Pensions - Articles - From Netflix to Nest Egg


Standard Life analysis shows that just £21 a month extra - around the cost of a Netflix Premium subscription - could add £26,000 to an early saver’s retirement pot. Putting aside an additional £42 a month - less than the average UK gym membership - into a pension from the age of 22 could add £52,000. Sacrificing a monthly takeaway spend of £60 could boost retirement savings by nearly £80,000. Standard Life provides tips for younger savers looking to top up their pensions

 Pension Engagement Season ongoing, new Standard Life analysis1 finds that the UK’s youngest pension savers could set themselves up with an extra £26k in retirement for roughly the cost of a monthly Netflix subscription. While Gen Z won’t necessarily be focussing their attention on retirement funds now, those who are able to save even just a bit more into their pension could find themselves better off in future – without having to break the bank.

 A small cost today could make a huge difference in future
 Standard Life’s analysis highlights how modest increases in pension contributions can significantly enhance retirement outcomes, thanks to the power of compound investment growth.

 For example, someone who starts working at age 22 on a salary of £25,000 and pays the minimum auto-enrolment contributions (5% employee, 3% employer) could build a pension pot of around £210,000 by age 68, adjusted for inflation. However, increasing monthly contributions by just 1% - roughly the price of a Netflix Premium subscription (£18.99) - could grow this to £236,000, an uplift of £26,000 in today’s prices.

 Those who can set aside slightly more each month, such as the equivalent of a monthly gym membership, could build up an even bigger pension pot:

 
 *assuming 3.50% salary growth per year, and 5% a year investment growth. Figures account for 2% inflation. Annual Management Charge of 0.75% assumed. The figures are an illustration and are not guaranteed. Earning limits not applied.
 
 Mike Ambery, Retirement Savings Director at Standard Life, said: “While retirement may feel a long way off for younger savers, small and consistent contributions can have a powerful impact over time. You don’t need to give up all the things you enjoy – it’s about finding the balance between living for today and planning for tomorrow that works best for you. Redirecting a modest amount each month – even something as relatively small as the cost of a streaming subscription – could add tens of thousands to your pension by the time you retire. And for those able to contribute a little more, such as reallocating part of their gym or takeaway budget, the long-term benefits could be even greater. It’s very important to treat yourself now and then, but Pension Engagement Season is a timely opportunity to reflect in your longer-term financial priorities and consider whether small adjustments could help you build a more secure financial future.”

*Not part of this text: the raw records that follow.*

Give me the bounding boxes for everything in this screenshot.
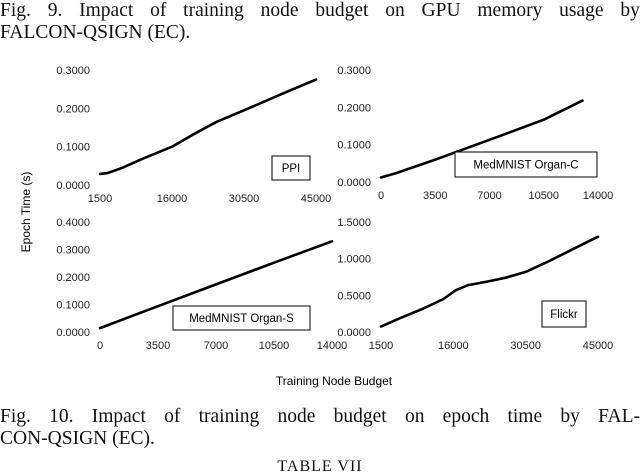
- y-tick-label: 0.2000: [56, 272, 90, 284]
- panel-label-box: [454, 151, 598, 178]
- x-tick-label: 1500: [369, 340, 393, 352]
- caption-line: CON-QSIGN (EC).: [0, 428, 155, 449]
- y-tick-label: 0.0000: [337, 327, 371, 339]
- x-tick-label: 14000: [583, 190, 614, 202]
- caption-line: FALCON-QSIGN (EC).: [0, 22, 191, 43]
- panel-label: PPI: [282, 163, 301, 175]
- epoch-time-figure: Epoch Time (s) Training Node Budget 0.00…: [19, 65, 614, 388]
- panel-label: MedMNIST Organ-S: [189, 313, 294, 325]
- panel-label-box: [172, 305, 311, 331]
- x-tick-label: 16000: [157, 193, 188, 205]
- series-line: [98, 78, 318, 176]
- series-line: [98, 240, 334, 330]
- y-axis-label: Epoch Time (s): [19, 172, 33, 253]
- x-tick-label: 10500: [259, 340, 290, 352]
- x-tick-label: 0: [378, 190, 384, 202]
- y-tick-label: 1.0000: [337, 254, 371, 266]
- y-tick-label: 0.1000: [56, 142, 90, 154]
- y-tick-label: 1.5000: [337, 217, 371, 229]
- x-axis-label: Training Node Budget: [276, 374, 393, 388]
- caption-line: Fig. 10. Impact of training node budget …: [0, 406, 640, 427]
- y-tick-label: 0.2000: [56, 103, 90, 115]
- x-tick-label: 0: [97, 340, 103, 352]
- series-line: [379, 235, 600, 328]
- panel-label: Flickr: [550, 309, 578, 321]
- x-tick-label: 14000: [317, 340, 348, 352]
- x-tick-label: 30500: [229, 193, 260, 205]
- y-tick-label: 0.1000: [337, 140, 371, 152]
- y-tick-label: 0.3000: [56, 65, 90, 77]
- x-tick-label: 3500: [146, 340, 170, 352]
- y-tick-label: 0.0000: [56, 327, 90, 339]
- y-tick-label: 0.2000: [337, 102, 371, 114]
- caption-line: Fig. 9. Impact of training node budget o…: [0, 0, 640, 21]
- figure-9-caption: Fig. 9. Impact of training node budget o…: [0, 0, 640, 44]
- y-tick-label: 0.0000: [337, 177, 371, 189]
- x-tick-label: 45000: [301, 193, 332, 205]
- figure-10-caption: Fig. 10. Impact of training node budget …: [0, 406, 640, 450]
- x-tick-label: 10500: [528, 190, 559, 202]
- x-tick-label: 30500: [510, 340, 541, 352]
- x-tick-label: 1500: [88, 193, 112, 205]
- x-tick-label: 16000: [438, 340, 469, 352]
- panel-label-box: [271, 155, 311, 181]
- series-line: [379, 99, 584, 179]
- table-caption: TABLE VII: [277, 458, 363, 475]
- y-tick-label: 0.3000: [56, 245, 90, 257]
- panel-label-box: [541, 300, 587, 328]
- y-tick-label: 0.1000: [56, 300, 90, 312]
- y-tick-label: 0.5000: [337, 290, 371, 302]
- x-tick-label: 7000: [204, 340, 228, 352]
- y-tick-label: 0.3000: [337, 65, 371, 77]
- x-tick-label: 7000: [477, 190, 501, 202]
- y-tick-label: 0.4000: [56, 217, 90, 229]
- y-tick-label: 0.0000: [56, 180, 90, 192]
- x-tick-label: 45000: [583, 340, 614, 352]
- x-tick-label: 3500: [423, 190, 447, 202]
- panel-label: MedMNIST Organ-C: [473, 160, 578, 172]
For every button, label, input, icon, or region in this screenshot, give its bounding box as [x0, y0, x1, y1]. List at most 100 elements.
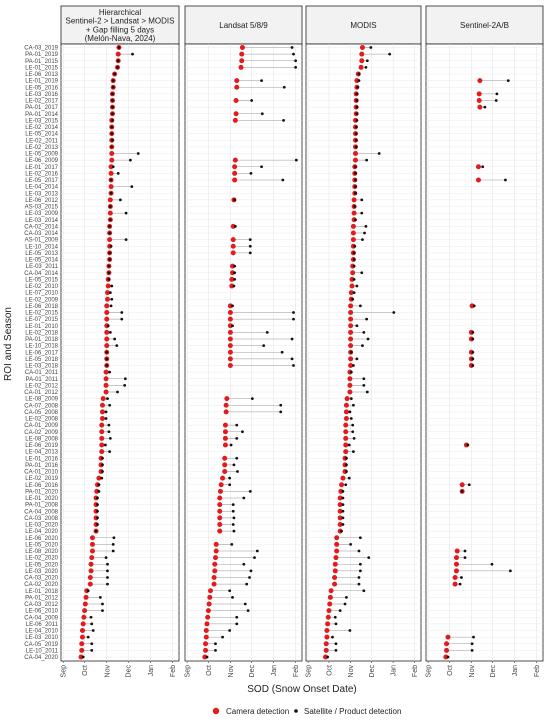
- y-tick-label: LE-04_2014: [25, 185, 58, 191]
- satellite-point: [494, 99, 498, 102]
- camera-point: [359, 58, 365, 64]
- satellite-point: [96, 509, 99, 513]
- satellite-point: [354, 218, 357, 222]
- satellite-point: [111, 85, 115, 89]
- camera-point: [109, 157, 115, 163]
- satellite-point: [358, 536, 362, 540]
- y-tick-label: PA-01_2015: [25, 59, 59, 65]
- satellite-point: [357, 79, 361, 83]
- camera-point: [211, 581, 217, 587]
- camera-point: [89, 535, 95, 541]
- camera-point: [104, 310, 110, 315]
- satellite-point: [250, 397, 254, 401]
- camera-point: [89, 541, 95, 547]
- satellite-point: [108, 450, 112, 454]
- satellite-point: [136, 152, 140, 155]
- satellite-point: [111, 165, 115, 169]
- x-tick-label: Feb: [412, 665, 419, 677]
- satellite-point: [101, 470, 104, 473]
- satellite-point: [106, 397, 109, 401]
- y-tick-label: LE-02_2019: [25, 476, 58, 482]
- satellite-point: [357, 72, 361, 76]
- satellite-point: [292, 364, 295, 367]
- satellite-point: [228, 476, 232, 480]
- camera-point: [444, 641, 450, 647]
- x-tick-label: Nov: [104, 665, 111, 678]
- satellite-point: [108, 251, 112, 255]
- facet-title-line: Sentinel-2A/B: [460, 21, 509, 30]
- y-tick-label: LE-05_2015: [25, 277, 58, 283]
- camera-point: [337, 508, 343, 514]
- camera-point: [328, 588, 334, 594]
- satellite-point: [463, 556, 467, 560]
- camera-point: [348, 336, 354, 342]
- satellite-point: [349, 370, 353, 374]
- camera-point: [105, 283, 111, 289]
- satellite-point: [467, 483, 471, 487]
- satellite-point: [106, 324, 110, 328]
- y-tick-label: LE-08_2020: [25, 549, 58, 555]
- satellite-point: [130, 185, 134, 189]
- satellite-point: [345, 595, 348, 599]
- satellite-point: [290, 337, 294, 341]
- satellite-point: [282, 85, 286, 89]
- camera-point: [444, 647, 450, 653]
- camera-point: [204, 621, 210, 627]
- satellite-point: [90, 642, 94, 646]
- y-tick-label: CA-01_2012: [24, 390, 58, 396]
- camera-point: [348, 323, 354, 329]
- satellite-point: [365, 158, 369, 162]
- satellite-point: [338, 609, 342, 613]
- satellite-point: [358, 562, 362, 566]
- y-tick-label: PA-01_2012: [25, 595, 59, 601]
- camera-point: [217, 515, 223, 521]
- x-tick-label: Feb: [534, 665, 541, 677]
- x-tick-label: Feb: [293, 665, 300, 677]
- satellite-point: [354, 171, 357, 175]
- satellite-point: [232, 463, 236, 467]
- facet-title-line: MODIS: [350, 21, 376, 30]
- satellite-point: [471, 357, 475, 361]
- camera-point: [332, 581, 338, 587]
- satellite-point: [105, 364, 109, 367]
- satellite-point: [290, 357, 294, 361]
- y-tick-label: LE-05_2014: [25, 132, 58, 138]
- camera-point: [87, 581, 93, 587]
- satellite-point: [249, 171, 253, 175]
- satellite-point: [235, 436, 239, 440]
- camera-point: [203, 647, 209, 653]
- camera-point: [459, 482, 465, 488]
- camera-point: [234, 84, 240, 90]
- camera-point: [337, 495, 343, 501]
- camera-point: [348, 356, 354, 362]
- camera-point: [205, 608, 211, 614]
- satellite-point: [231, 503, 235, 507]
- satellite-point: [354, 125, 358, 129]
- camera-point: [212, 561, 218, 567]
- satellite-point: [108, 403, 112, 407]
- camera-point: [233, 111, 239, 117]
- y-tick-label: CA-01_2010: [24, 470, 58, 476]
- satellite-point: [352, 291, 356, 295]
- satellite-point: [362, 330, 366, 334]
- satellite-point: [472, 635, 475, 639]
- satellite-point: [90, 622, 94, 626]
- camera-point: [348, 363, 354, 368]
- camera-point: [453, 568, 459, 574]
- satellite-point: [246, 609, 250, 613]
- satellite-point: [89, 615, 93, 619]
- camera-point: [222, 422, 228, 428]
- satellite-point: [354, 138, 358, 142]
- x-tick-label: Dec: [369, 665, 376, 678]
- y-tick-label: LE-05_2020: [25, 542, 58, 548]
- camera-point: [323, 654, 329, 660]
- x-tick-label: Jan: [148, 665, 155, 676]
- satellite-point: [107, 277, 111, 281]
- satellite-point: [351, 297, 355, 301]
- camera-point: [87, 575, 93, 580]
- satellite-point: [108, 291, 112, 295]
- camera-point: [343, 422, 349, 428]
- camera-point: [211, 575, 217, 580]
- satellite-point: [110, 125, 114, 129]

 Mike Ambery’s tips for younger pension savers

 See if your employer will chip in more “Some employers will match extra contributions — so if you increase yours, they might increase theirs too. That’s essentially free money for your future self. It’s worth checking if this applies to you and making the most of it.”

 Understand ‘salary sacrifice’ “If your employer offers ‘salary sacrifice’, you can swap part of your salary for pension contributions. It could lower your National Insurance payments – reducing your tax liability while giving your retirement savings a boost. It’s worth checking with your employer.”

 Got a pay rise? Remember your pension “When your salary goes up, consider putting a bit of that increase into your pension. You won’t miss what you never had, and it’s a great way to grow your savings without feeling an impact on your monthly budget.”

 Tax relief means more for your money “Pension contributions usually come with tax relief - so a £100 contribution might only cost you £80 if you’re a basic-rate taxpayer. Higher earners could get even more back. It’s one of the few times you might enjoy hearing about tax, so take advantage!”

 Lump sums can go a long way “If you get a bonus, tax rebate, or even some birthday cash you don’t need right away, Putting a chunk of it into your pension could give your future savings a significant boost. And thanks to compound investment growth, it could be worth much more by the time you retire.”

 Check in once a year “Your life and finances change, so it’s smart to review your pension contributions at least once a year. Online pension calculators can help you see if you’re on track, and even small tweaks can make a big difference over time.”

 Keep the balance “Saving for the future is important, but so is enjoying life now. You don’t need to give up every treat - just make sure your pension contributions fit alongside your other priorities, like rent, bills, and building up an emergency fund. If you’ve got a few months of expenses saved, you might be in a great spot to start thinking longer-term.”